There was one complication to my earlier surgery, a blockage to my left kidney, necessitating its removal. On September 11, 2001, as I lay in a bed at Jefferson Hospital awaiting that surgery, I saw the national tragedy when terrorists flew two passenger planes into the twin towers of the World Trade Center in New York City and 3,000 people died. Then quickly followed similar hijacking plane tragedies in Washington, D.C. and central Pennsylvania, where additional deaths were recorded.

Sold Business

bill-12-bwOur boys and I decided to sell the business, as their interest waned because of the hard work and long hours involved, and the death of Anna. First, the business was sold to Robert Carter of Connecticut and then to Innovative Designs & Publishing of Palmer Township. It remains in IDP’s ownership to this day. I carried on as editor and reporter, for I wanted to see this newspaper remain as a means of communication for the people of this area.

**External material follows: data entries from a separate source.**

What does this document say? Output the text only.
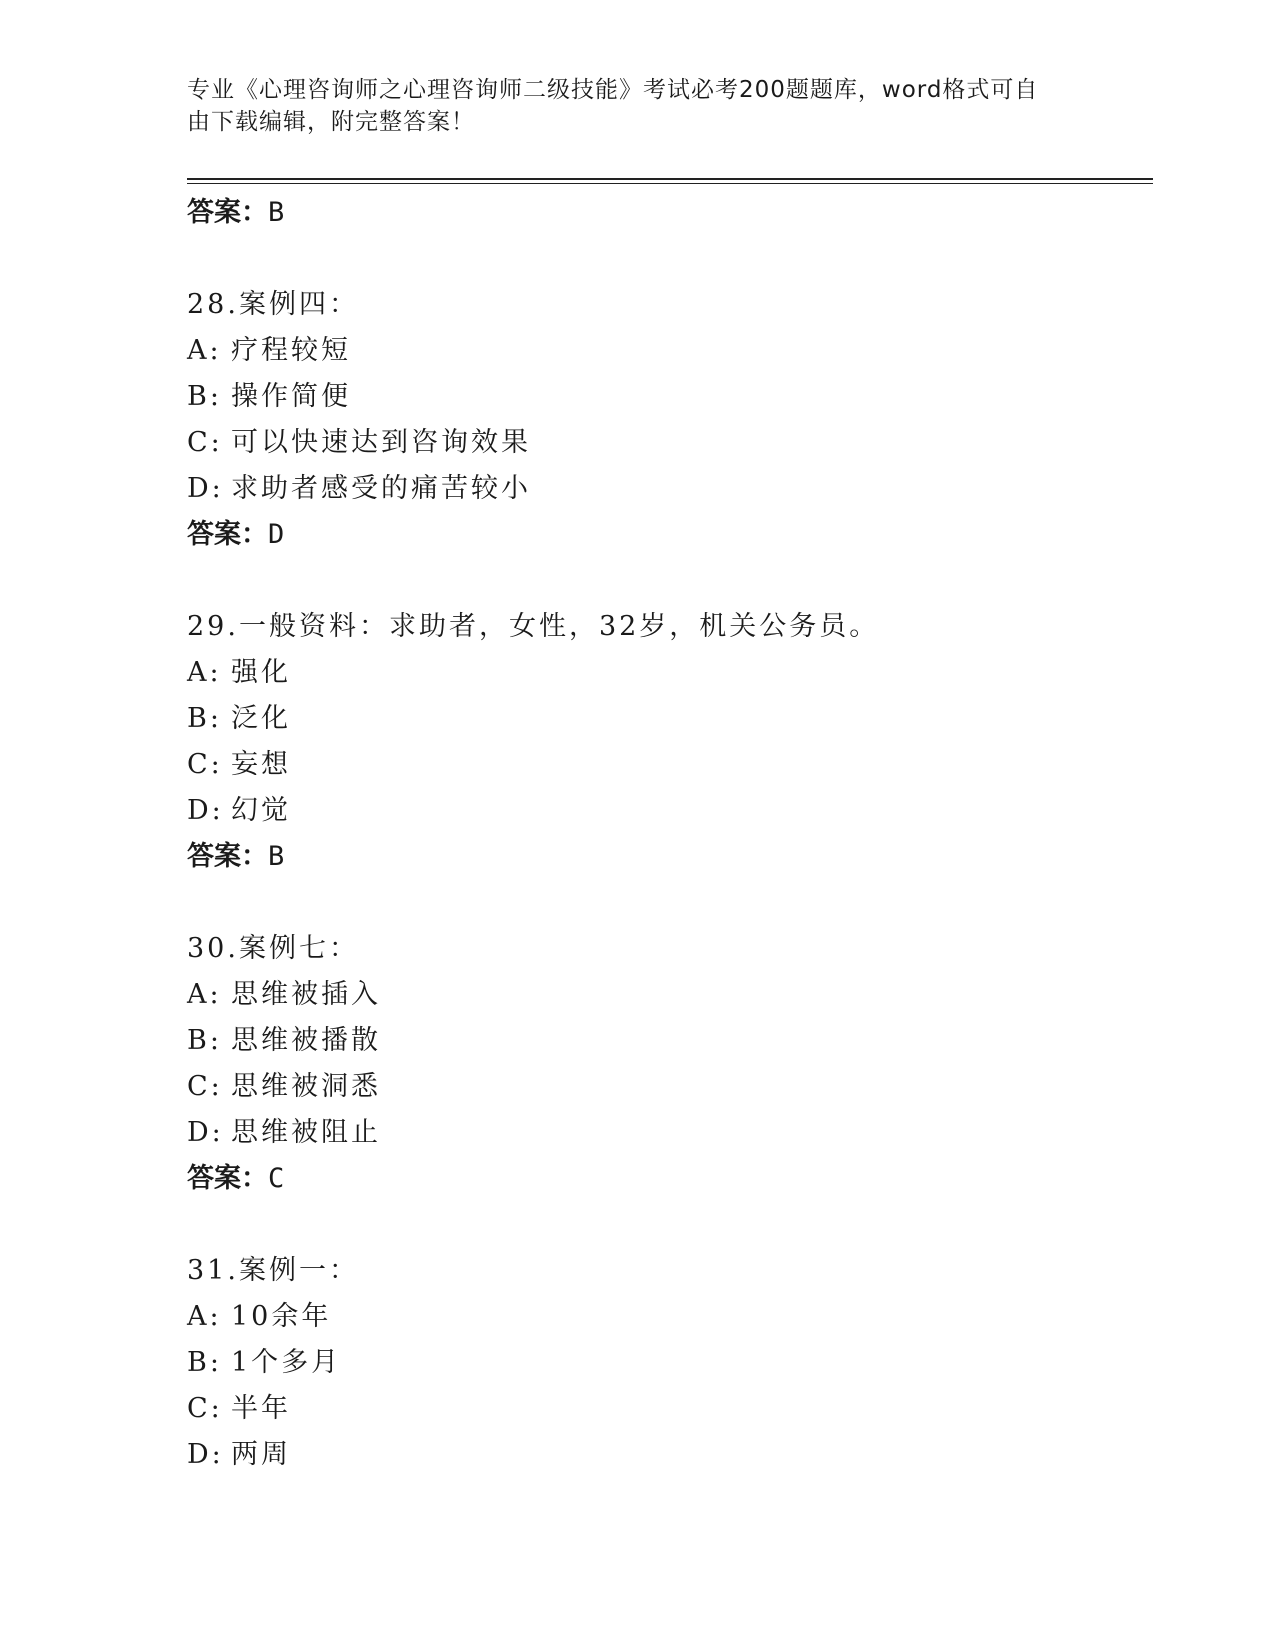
专业《心理咨询师之心理咨询师二级技能》考试必考200题题库，word格式可自
由下载编辑，附完整答案！
答案：B
28.案例四：
A: 疗程较短
B: 操作简便
C: 可以快速达到咨询效果
D: 求助者感受的痛苦较小
答案：D
29.一般资料：求助者，女性，32岁，机关公务员。
A: 强化
B: 泛化
C: 妄想
D: 幻觉
答案：B
30.案例七：
A: 思维被插入
B: 思维被播散
C: 思维被洞悉
D: 思维被阻止
答案：C
31.案例一：
A: 10余年
B: 1个多月
C: 半年
D: 两周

We’ve consistently covered local news and it was our son, David, who came up with the slogan, “Your Local News.” Now, as it has been since 1942, may The Home News continue to serve the people of the Bath, Nazareth, and Northampton areas with their boroughs and townships, even as we are in the electronic age. Print media needs to remain intact. I sincerely believe that and hope that the young people will too.

Final Step

Now that I’ve been named to the honorary position of Editor Emeritus, my workload will be lighter, but I will continue to be interested in the people and events of our area and will report local news, my health permitting. I’ve always considered our paper as a daily printed once a week, and so I’ve accepted the challenges and did the best I could, getting the facts and putting it all together for our readers.

Others will take on the reigns of leadership and the reporting of news from the same widespread area that will be of interest to our readers. Life goes on and so will The Home News. Although originally from New Jersey, I’m a Bathite and a Konkrete Kid! God bless you all.